Глупая, ненужная откровенность. И я почти уверена, что этим поставила крест на нашем первом как бы свидании.
— Ну что ж, откровенность это тоже неплохо, — говорит он с усмешкой, а я чувствую себя студенткой, стрепетом ожидающей вердикт преподавателя. — Впрочем, я и не ожидал, что всё будет хорошо с первого раза.
Его ладонь ложится между моих ключиц и кожа в том месте вспыхивает, словно от ожога. А я замираю, даже дышать, кажется, перестаю, не смея поверить в то, что сейчас будет. Неужели он снимет метку?
— Я надеюсь, что не пожалею об этом.
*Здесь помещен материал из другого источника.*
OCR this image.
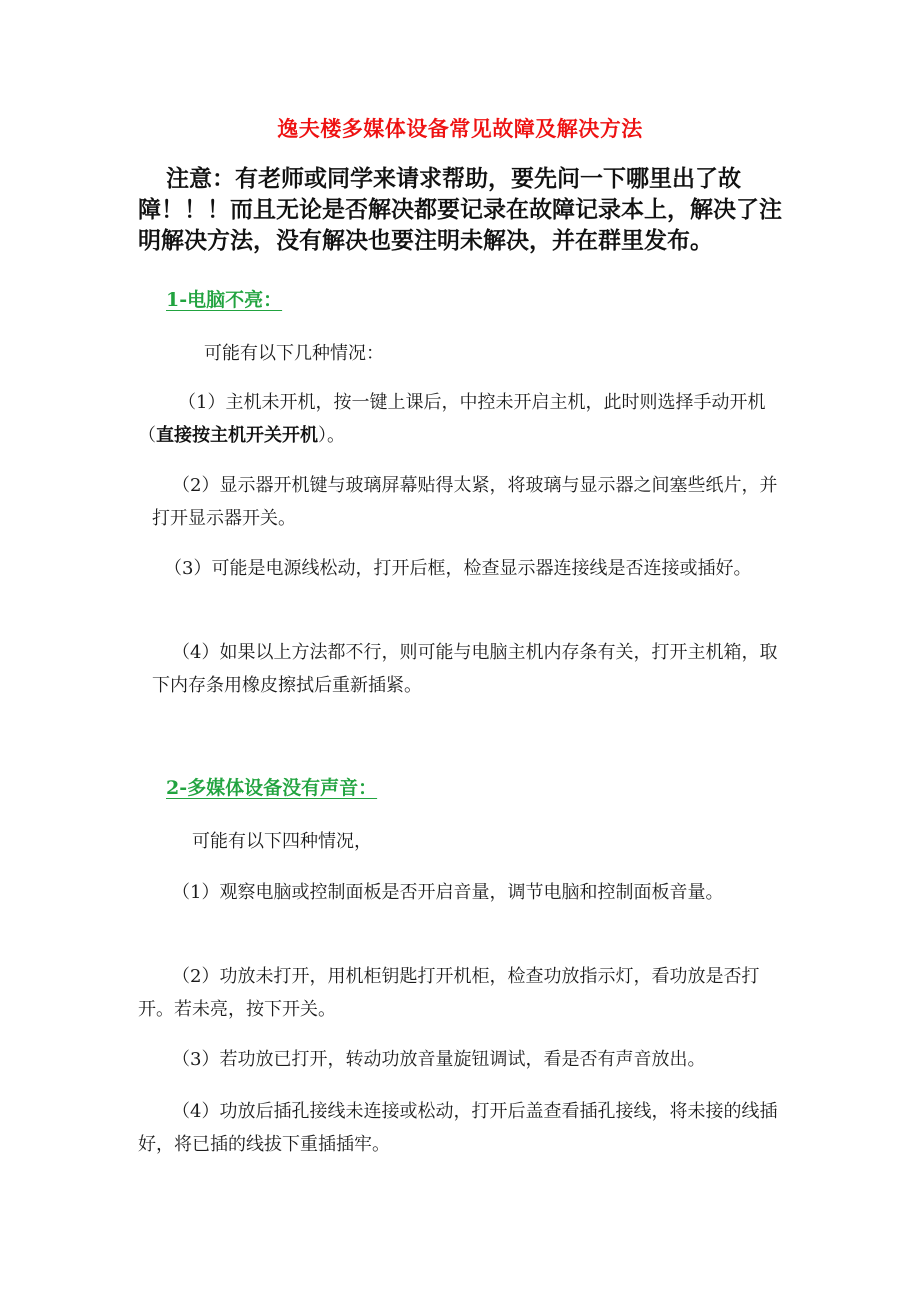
逸夫楼多媒体设备常见故障及解决方法

注意：有老师或同学来请求帮助，要先问一下哪里出了故障！！！而且无论是否解决都要记录在故障记录本上，解决了注明解决方法，没有解决也要注明未解决，并在群里发布。

1-电脑不亮：

可能有以下几种情况：

（1）主机未开机，按一键上课后，中控未开启主机，此时则选择手动开机（直接按主机开关开机）。

（2）显示器开机键与玻璃屏幕贴得太紧，将玻璃与显示器之间塞些纸片，并打开显示器开关。

（3）可能是电源线松动，打开后框，检查显示器连接线是否连接或插好。

（4）如果以上方法都不行，则可能与电脑主机内存条有关，打开主机箱，取下内存条用橡皮擦拭后重新插紧。

2-多媒体设备没有声音：

可能有以下四种情况，

（1）观察电脑或控制面板是否开启音量，调节电脑和控制面板音量。

（2）功放未打开，用机柜钥匙打开机柜，检查功放指示灯，看功放是否打开。若未亮，按下开关。

（3）若功放已打开，转动功放音量旋钮调试，看是否有声音放出。

（4）功放后插孔接线未连接或松动，打开后盖查看插孔接线，将未接的线插好，将已插的线拔下重插插牢。
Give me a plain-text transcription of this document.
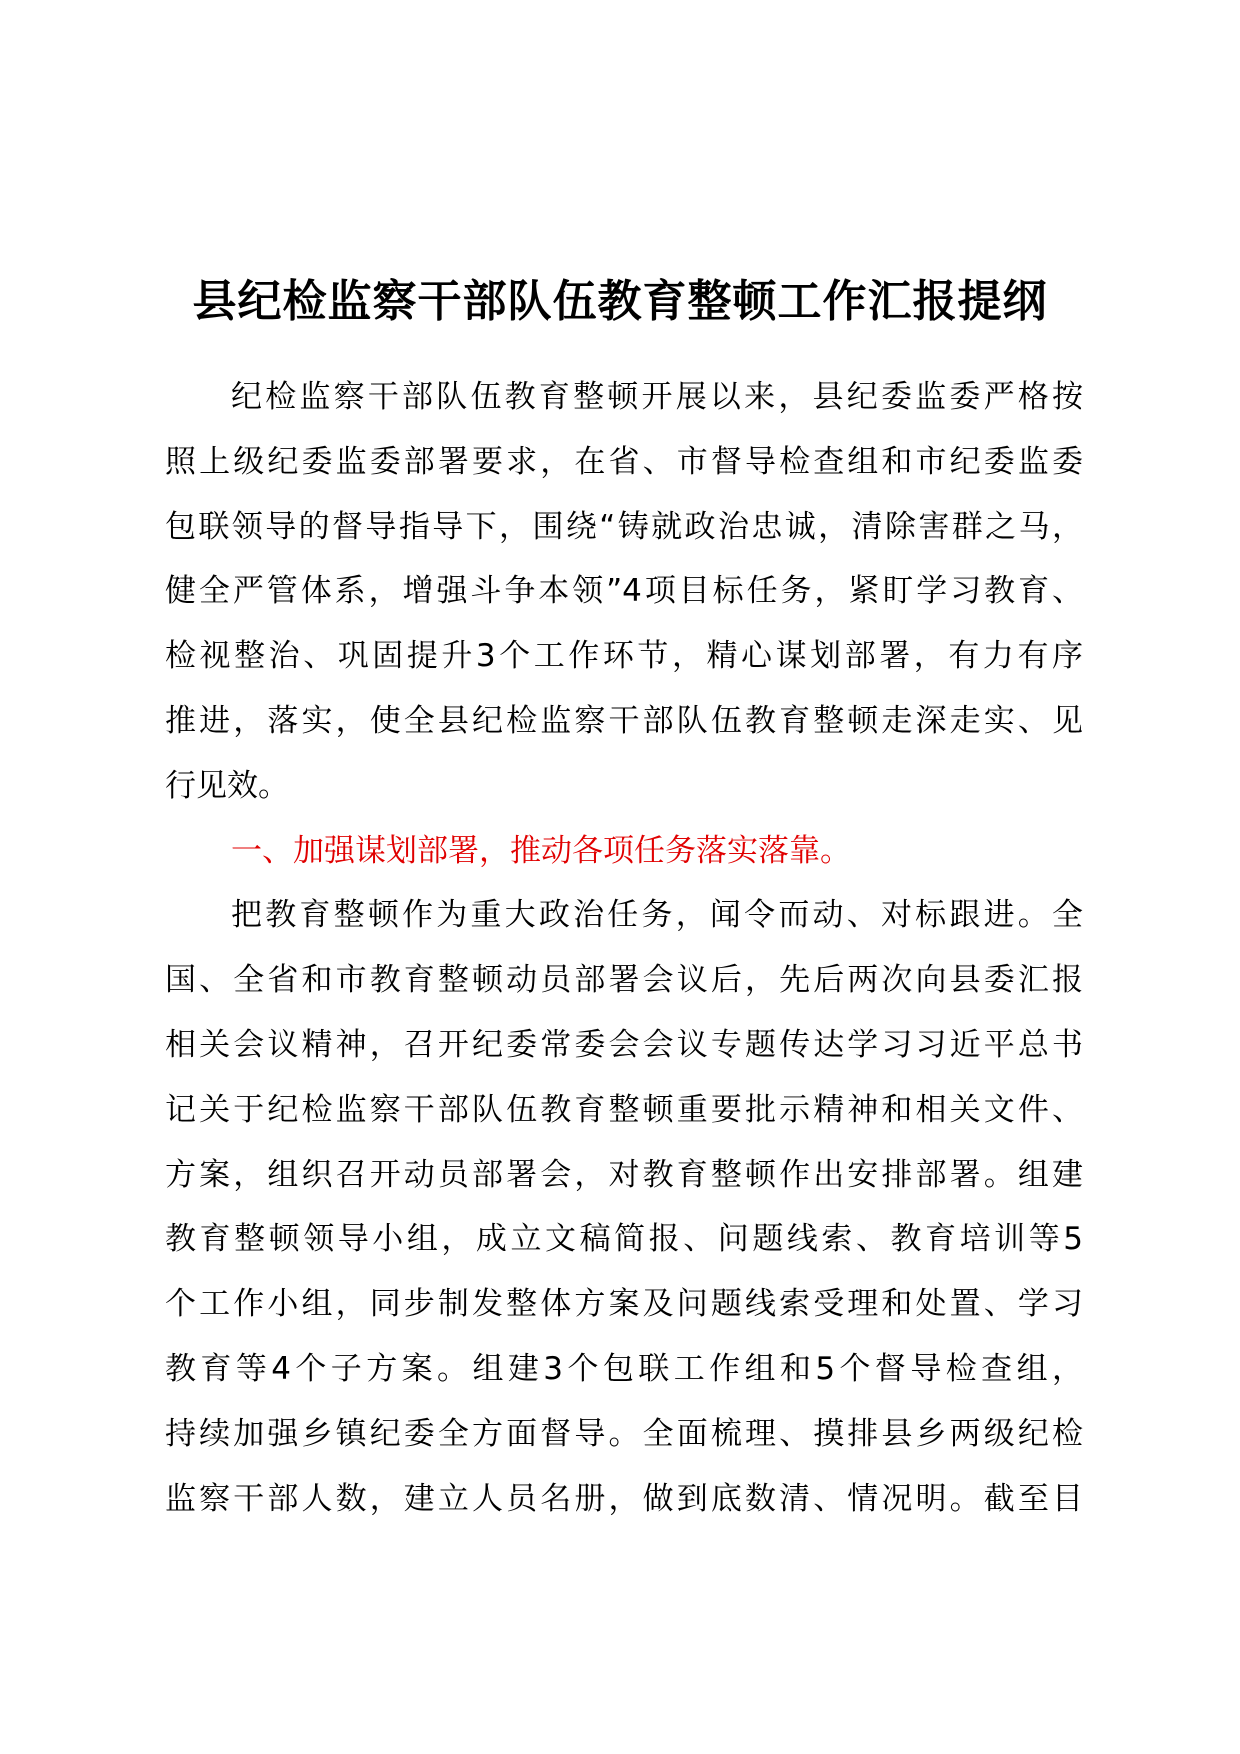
县纪检监察干部队伍教育整顿工作汇报提纲
纪检监察干部队伍教育整顿开展以来，县纪委监委严格按
照上级纪委监委部署要求，在省、市督导检查组和市纪委监委
包联领导的督导指导下，围绕“铸就政治忠诚，清除害群之马，
健全严管体系，增强斗争本领”4项目标任务，紧盯学习教育、
检视整治、巩固提升3个工作环节，精心谋划部署，有力有序
推进，落实，使全县纪检监察干部队伍教育整顿走深走实、见
行见效。
一、加强谋划部署，推动各项任务落实落靠。
把教育整顿作为重大政治任务，闻令而动、对标跟进。全
国、全省和市教育整顿动员部署会议后，先后两次向县委汇报
相关会议精神，召开纪委常委会会议专题传达学习习近平总书
记关于纪检监察干部队伍教育整顿重要批示精神和相关文件、
方案，组织召开动员部署会，对教育整顿作出安排部署。组建
教育整顿领导小组，成立文稿简报、问题线索、教育培训等5
个工作小组，同步制发整体方案及问题线索受理和处置、学习
教育等4个子方案。组建3个包联工作组和5个督导检查组，
持续加强乡镇纪委全方面督导。全面梳理、摸排县乡两级纪检
监察干部人数，建立人员名册，做到底数清、情况明。截至目
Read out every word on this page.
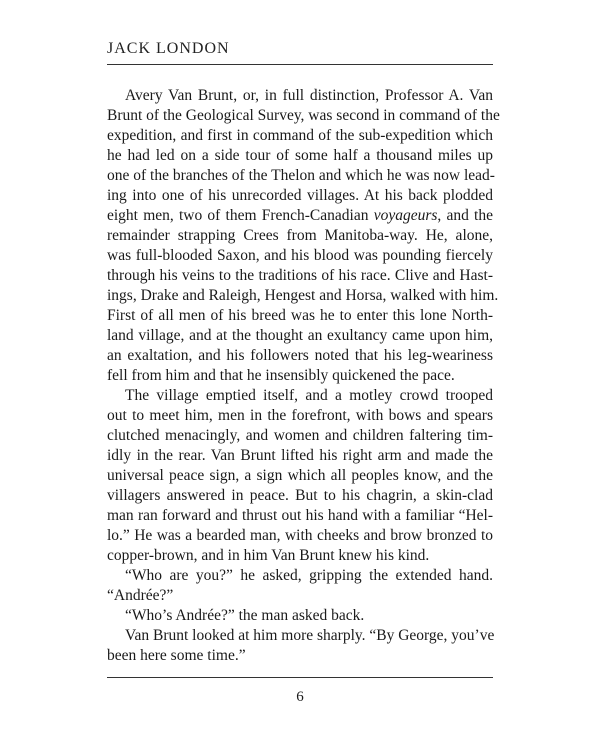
JACK LONDON
Avery Van Brunt, or, in full distinction, Professor A. Van
Brunt of the Geological Survey, was second in command of the
expedition, and first in command of the sub-expedition which
he had led on a side tour of some half a thousand miles up
one of the branches of the Thelon and which he was now lead-
ing into one of his unrecorded villages. At his back plodded
eight men, two of them French-Canadian voyageurs, and the
remainder strapping Crees from Manitoba-way. He, alone,
was full-blooded Saxon, and his blood was pounding fiercely
through his veins to the traditions of his race. Clive and Hast-
ings, Drake and Raleigh, Hengest and Horsa, walked with him.
First of all men of his breed was he to enter this lone North-
land village, and at the thought an exultancy came upon him,
an exaltation, and his followers noted that his leg-weariness
fell from him and that he insensibly quickened the pace.
The village emptied itself, and a motley crowd trooped
out to meet him, men in the forefront, with bows and spears
clutched menacingly, and women and children faltering tim-
idly in the rear. Van Brunt lifted his right arm and made the
universal peace sign, a sign which all peoples know, and the
villagers answered in peace. But to his chagrin, a skin-clad
man ran forward and thrust out his hand with a familiar “Hel-
lo.” He was a bearded man, with cheeks and brow bronzed to
copper-brown, and in him Van Brunt knew his kind.
“Who are you?” he asked, gripping the extended hand.
“Andrée?”
“Who’s Andrée?” the man asked back.
Van Brunt looked at him more sharply. “By George, you’ve
been here some time.”
6
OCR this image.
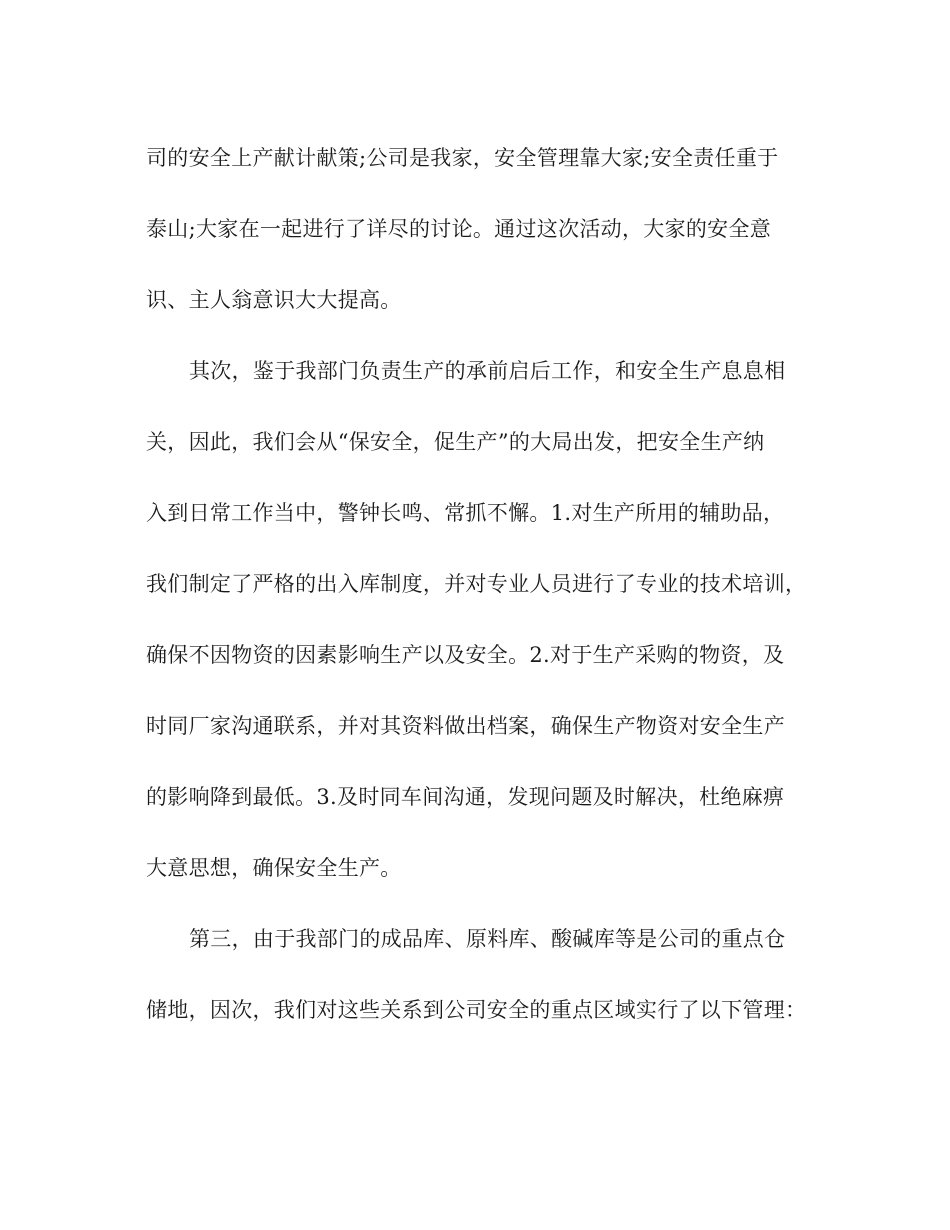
司的安全上产献计献策;公司是我家，安全管理靠大家;安全责任重于
泰山;大家在一起进行了详尽的讨论。通过这次活动，大家的安全意
识、主人翁意识大大提高。
其次，鉴于我部门负责生产的承前启后工作，和安全生产息息相
关，因此，我们会从“保安全，促生产”的大局出发，把安全生产纳
入到日常工作当中，警钟长鸣、常抓不懈。1.对生产所用的辅助品，
我们制定了严格的出入库制度，并对专业人员进行了专业的技术培训，
确保不因物资的因素影响生产以及安全。2.对于生产采购的物资，及
时同厂家沟通联系，并对其资料做出档案，确保生产物资对安全生产
的影响降到最低。3.及时同车间沟通，发现问题及时解决，杜绝麻痹
大意思想，确保安全生产。
第三，由于我部门的成品库、原料库、酸碱库等是公司的重点仓
储地，因次，我们对这些关系到公司安全的重点区域实行了以下管理：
Ты ведь не разочаруешь меня, Мила?
— Нет, — выдыхаю я.
Ну же. Скорее.
Кожа вспыхивает сильнее, а боль становится почти невыносимой. Я закусываю губу, удерживая рвущийся наружу крик. Ещё чуть-чуть и точно не выдержу. Но, к счастью, вскоре жечь перестаёт. Я сосредотачиваюсь, призывая огонь для проверки, и пальцы привычно колет иголочками магия. Тянусь, пытаясь встать, но его ладонь всё ещё лежит у меня на груди.
— И на будущее, — говорит он тихо. — Каждое испорченное свидание придётся повторить.
Эта новость меня ни капли не радует. Потому что такими темпами семь свиданий могут перерасти в семьдесят.
Он убирает руку, и я тут же тянусь вперёд, отползаю, разворачиваясь. Как раз вовремя, чтобы заметить какое кислое у него сейчас выражение лица. Впрочем, уже через секунду он становится таким же спокойно-невозмутимым, как и прежде.